For the displacement vector \(\overrightarrow{\mathbf{r}}\), the given components are:\

• The x-component has a magnitude of 125 meters and points along the negative x-axis. This means that if you were to draw it, the arrow would extend 125 meters to the left (since negative x-direction is usually to the left on a standard graph).
  
• The y-component has a magnitude of 184 meters and points along the negative y-axis, directing 184 meters downward on the graph.
  

Understanding these pieces helps in visualizing how the vector behaves and sets the stage for further calculations regarding its overall magnitude and direction.

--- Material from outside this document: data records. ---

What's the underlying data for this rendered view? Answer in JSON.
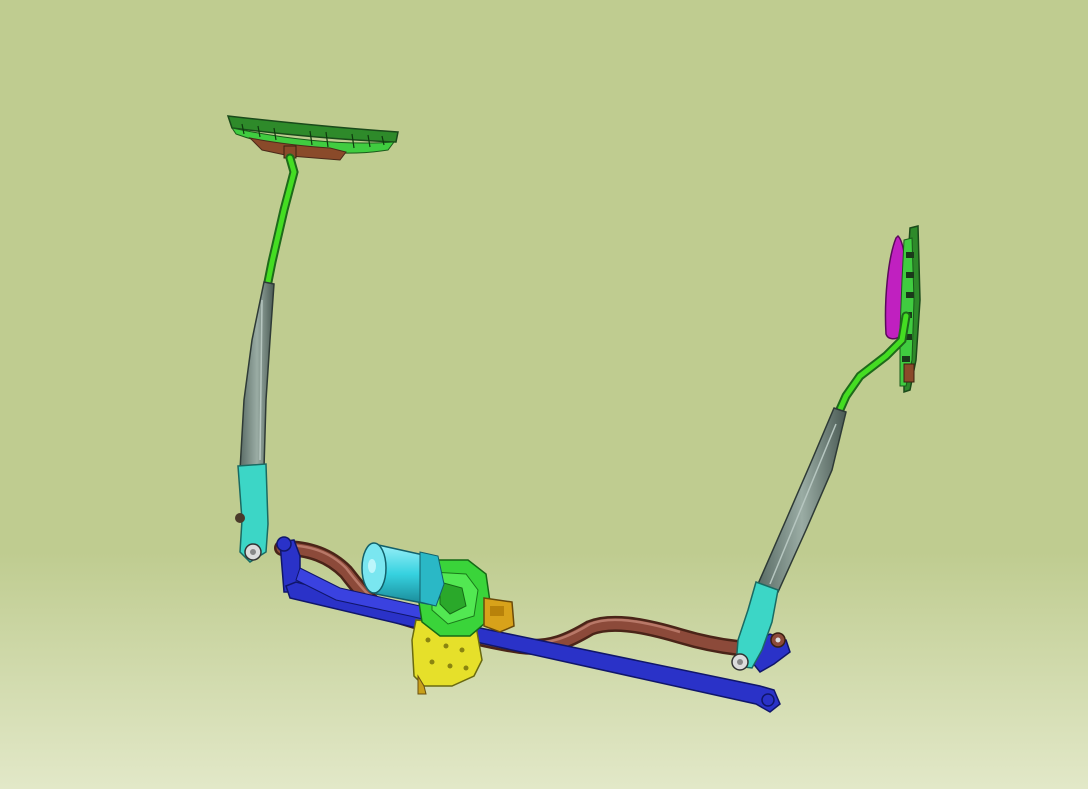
{
  "scene": {
    "subject": "wiper-linkage-assembly",
    "background": {
      "top": "#bfcc90",
      "bottom": "#e2e8c8"
    },
    "colors": {
      "blade_frame": "#2e8a2a",
      "blade_green": "#40cc40",
      "blade_brown": "#8a4a2a",
      "arm_green": "#44dd22",
      "arm_gray": "#7a8c84",
      "arm_gray_dark": "#4a5a54",
      "arm_cyan": "#3cd6c6",
      "linkage_blue": "#2a32c8",
      "tube_brown": "#8c4a3a",
      "motor_cyan": "#36d2e0",
      "gearbox_green": "#3ad43a",
      "bracket_yellow": "#e6e02a",
      "connector_orange": "#d8a21a",
      "pivot_white": "#dcdcdc",
      "magenta": "#c020c0"
    }
  }
}
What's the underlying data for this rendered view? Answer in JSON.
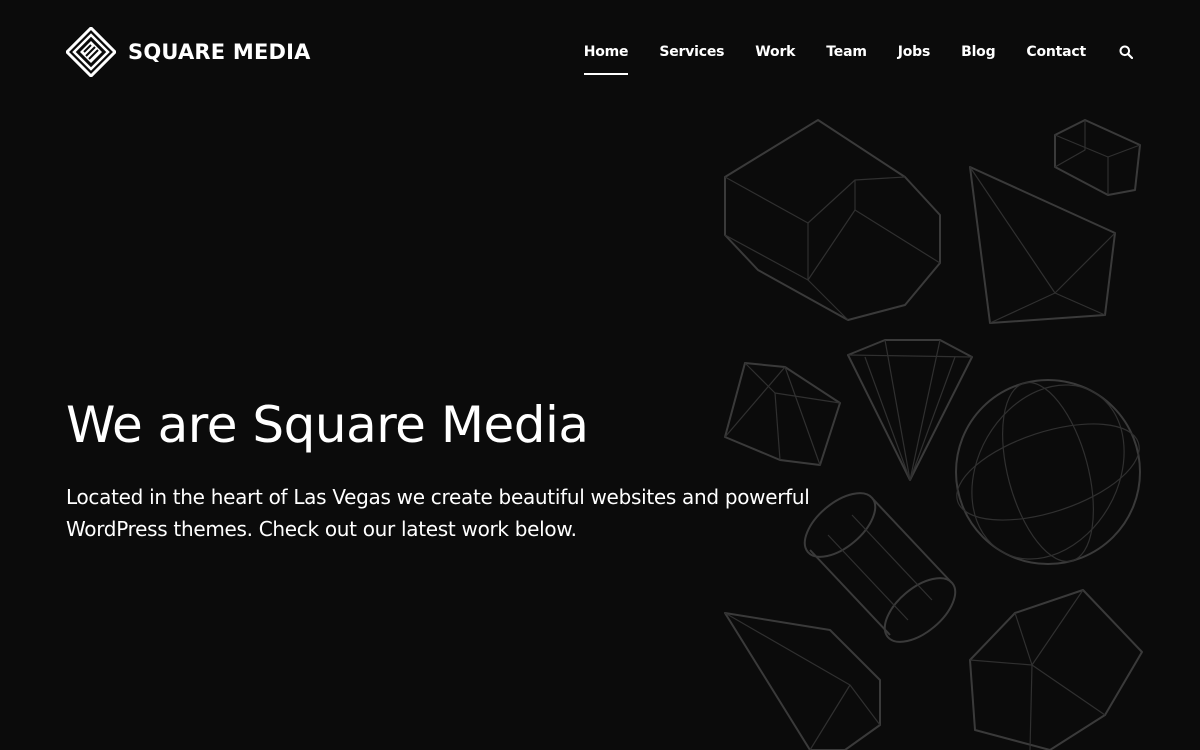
{
  "brand": {
    "name": "SQUARE MEDIA",
    "logo_icon": "diamond-logo-icon"
  },
  "nav": {
    "items": [
      {
        "label": "Home",
        "active": true
      },
      {
        "label": "Services",
        "active": false
      },
      {
        "label": "Work",
        "active": false
      },
      {
        "label": "Team",
        "active": false
      },
      {
        "label": "Jobs",
        "active": false
      },
      {
        "label": "Blog",
        "active": false
      },
      {
        "label": "Contact",
        "active": false
      }
    ],
    "search_icon": "search-icon"
  },
  "hero": {
    "title": "We are Square Media",
    "description": "Located in the heart of Las Vegas we create beautiful websites and powerful WordPress themes. Check out our latest work below."
  },
  "colors": {
    "background": "#0b0b0b",
    "text": "#ffffff",
    "shape_stroke": "#3a3a3a"
  }
}
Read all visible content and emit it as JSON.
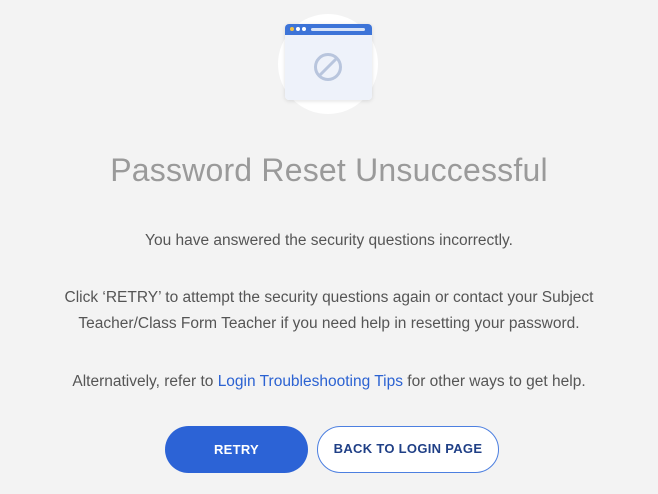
{
  "icon": {
    "illustration": "browser-window-blocked-icon"
  },
  "title": "Password Reset Unsuccessful",
  "message": {
    "line1": "You have answered the security questions incorrectly.",
    "line2a": "Click ‘RETRY’ to attempt the security questions again or contact your Subject",
    "line2b": "Teacher/Class Form Teacher if you need help in resetting your password.",
    "line3_prefix": "Alternatively, refer to ",
    "line3_link": "Login Troubleshooting Tips",
    "line3_suffix": " for other ways to get help."
  },
  "buttons": {
    "retry": "RETRY",
    "back": "BACK TO LOGIN PAGE"
  },
  "colors": {
    "accent": "#2c63d6",
    "link": "#2b62d2",
    "title": "#9a9a9a",
    "background": "#f3f3f3"
  }
}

Finding the magnitude of a vector is like finding the length of the hypotenuse in a right triangle. This is because the x and y components act as legs of a right triangle, with the vector itself as the hypotenuse. To compute the magnitude of the vector \(\overrightarrow{\mathbf{r}}\), we use the Pythagorean theorem:
\[|\overrightarrow{\mathbf{r}}| = \sqrt{x^2 + y^2} = \sqrt{(125)^2 + (184)^2}\]Breaking down the mathematics:

• \((125)^2\) equals 15625
• \((184)^2\) equals 33856

Adding these together gives us 49481, and taking the square root yields approximately 222.41 meters for the magnitude of vector \(|\overrightarrow{\mathbf{r}}|\).
This magnitude represents the straight-line distance from the vector's starting point to its ending point, combining both the horizontal and vertical displacements.

Once the magnitude is known, determining the direction is the next step. The direction of a vector is often expressed as an angle, often calculated using inverse trigonometric functions. For vector \(\overrightarrow{\mathbf{r}}\), we determine the angle \(\theta'\) with respect to the negative x-axis using the tangent function:
\[\tan(\theta') = \frac{|y|}{|x|} = \frac{184}{125}\]Calculating the inverse tangent (\(\tan^{-1}\)) of this ratio gives approximately 55.3 degrees.
However, because both components point in negative directions (third quadrant on a coordinate plane), the angle \(\theta\) with respect to the negative x-axis is adjusted:
\[\theta = 180^\circ - 55.3^\circ = 124.7^\circ\]This angle indicates that the vector \(\overrightarrow{\mathbf{r}}\) forms an angle of 124.7 degrees with the direction of the negative x-axis, showing the path it follows in its particular quadrant positioning.